Usually there is a major neo-Nazi demonstration to commemorate the bombing. This year on February 14th , about 6000 neo-Nazis – the highest number so far – from all over Europe came to march in Dresden. They listened to Wagner, symbolically laid down a wreath and carried placards saying: “allied bombing holocaust” and “historical truth brings intellectual freedom”. In their speeches they pointed out how the Allies “demolished an innocent city” and killed “hundreds of thousands of civilians”. In 2004 a commission of historians made clear that about 25000 people died during the bombings – far fewer than the number claimed by Nazi propaganda at the time and today’s neo-Nazis. It seemed necessary to highlight yet again how the city and its people were not that ‘innocent’: many of Dresden’s residents worked in war industries and the city was a communication and transportation hub.

A broad alliance of democratic institutions and individuals – among them the confederation of German trade unions and members of the Social Democratic, Green and Left Party- called ‘Geh Denken’ (‘Go think’) that engages against right-wing extremism in Dresden organised a counter-demonstration, which was attended by 7500 people. ‘Geh Denken’ opposes the ‘exploitation’ of the remembrance event by neo-Nazis, the “distortion of history” and wants to send a “democratic signal” against right-wing extremism.

The anti-fascist left is split over the possible counter-actions. The anti-fascist alliance ‘No Pasarán’, which was also part of ‘Geh Denken’ and doesn’t want to “let the nazis lie about history” staged an anti-fascist counter-demonstration that was attended by almost 4000 people. This demonstration was dispersed by the police and several protesters were arrested.

The ‘Vorbereitungskreis Keine Versöhnung mit Deutschland’ (preparation group no reconciliation with Germany) however, opposed the abandonment of left-wing positions in favour of a mass mobilisation and pointed out that the collective mourning of German ‘victims’ characterises both the neo-Nazi demonstration as well as the official commemoration events and that both were staged in order to find a new German collective identity. ‘Vorbereitungskreis Keine Versöhnung mit Deutschland’ organised a rally and concert on Friday February 13th against the remembrance event the same night and demanded the abolition of such events in general as they are an attempt to revise history and turn people that were involved in the national socialist state into ‘victims’ and ‘innocent civilians’.

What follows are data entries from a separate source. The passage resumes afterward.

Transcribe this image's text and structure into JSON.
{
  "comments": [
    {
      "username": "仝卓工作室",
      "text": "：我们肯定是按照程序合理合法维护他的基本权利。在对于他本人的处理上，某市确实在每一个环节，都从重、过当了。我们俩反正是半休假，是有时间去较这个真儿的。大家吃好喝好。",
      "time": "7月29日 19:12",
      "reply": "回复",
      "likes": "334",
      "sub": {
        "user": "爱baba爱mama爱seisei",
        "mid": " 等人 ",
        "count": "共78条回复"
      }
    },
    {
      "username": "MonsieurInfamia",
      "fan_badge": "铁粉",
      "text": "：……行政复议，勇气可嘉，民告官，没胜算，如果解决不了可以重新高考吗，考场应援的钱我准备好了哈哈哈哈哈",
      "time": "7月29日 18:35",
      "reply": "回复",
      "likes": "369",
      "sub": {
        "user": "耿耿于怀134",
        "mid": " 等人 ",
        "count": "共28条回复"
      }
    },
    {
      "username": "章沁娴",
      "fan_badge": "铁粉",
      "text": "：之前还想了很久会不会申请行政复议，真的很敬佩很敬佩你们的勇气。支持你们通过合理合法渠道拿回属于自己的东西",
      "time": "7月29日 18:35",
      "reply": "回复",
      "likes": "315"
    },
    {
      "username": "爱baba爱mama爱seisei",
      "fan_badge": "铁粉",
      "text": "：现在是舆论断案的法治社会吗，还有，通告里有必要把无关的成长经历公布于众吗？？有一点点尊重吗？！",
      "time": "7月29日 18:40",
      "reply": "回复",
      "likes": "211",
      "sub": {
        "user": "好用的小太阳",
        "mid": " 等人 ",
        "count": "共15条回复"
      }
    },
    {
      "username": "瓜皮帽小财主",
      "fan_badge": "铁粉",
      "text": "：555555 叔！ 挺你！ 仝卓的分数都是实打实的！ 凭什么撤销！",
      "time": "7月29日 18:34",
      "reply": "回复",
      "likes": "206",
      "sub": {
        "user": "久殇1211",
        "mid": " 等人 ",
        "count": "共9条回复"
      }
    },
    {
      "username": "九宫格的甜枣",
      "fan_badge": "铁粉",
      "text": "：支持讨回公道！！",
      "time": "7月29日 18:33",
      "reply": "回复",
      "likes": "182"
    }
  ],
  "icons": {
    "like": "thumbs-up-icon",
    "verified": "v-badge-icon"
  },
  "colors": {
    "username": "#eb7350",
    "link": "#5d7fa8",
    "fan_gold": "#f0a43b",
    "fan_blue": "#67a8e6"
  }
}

They are clearly fighting an uphill battle. For Germans who yearn for a clear conscience, it is hard to be reminded of the simple fact that Hitler’s regime remained popular and the Germans remained loyal to it until its final hours. A ‘neutral’ German civil society did not exist in that sense, because the German reality of total war, ‘Volksgemeinschaft’ and ‘final solution’ required Germans to be either actively involved in what would now be considered war crimes and crimes against humanity, or to give an ideological approval to stay passive in light of this reality. Germany’s behaviour in the war, the crimes it committed, and the role of its civilian population were unique.

Like in the speeches at the memorial at the ‘Frauenkirche’ on Friday evening, it is often claimed that ‘legitimate’ mourning for Dresden is characterised by a demand for reconciliation while neo-Nazi marches stand for revenge. The understanding that Germans in Dresden and elsewhere were ‘innocent victims’, however, seems to be an uncontested value that most Germans, neo-Nazis or not, share. This is not what Allied leaders thought at the time, nor is it what history teaches.

The ‘innocent victims’ of Dresden is an historic construct collectively remembered every year so that Germans today can feel better about themselves.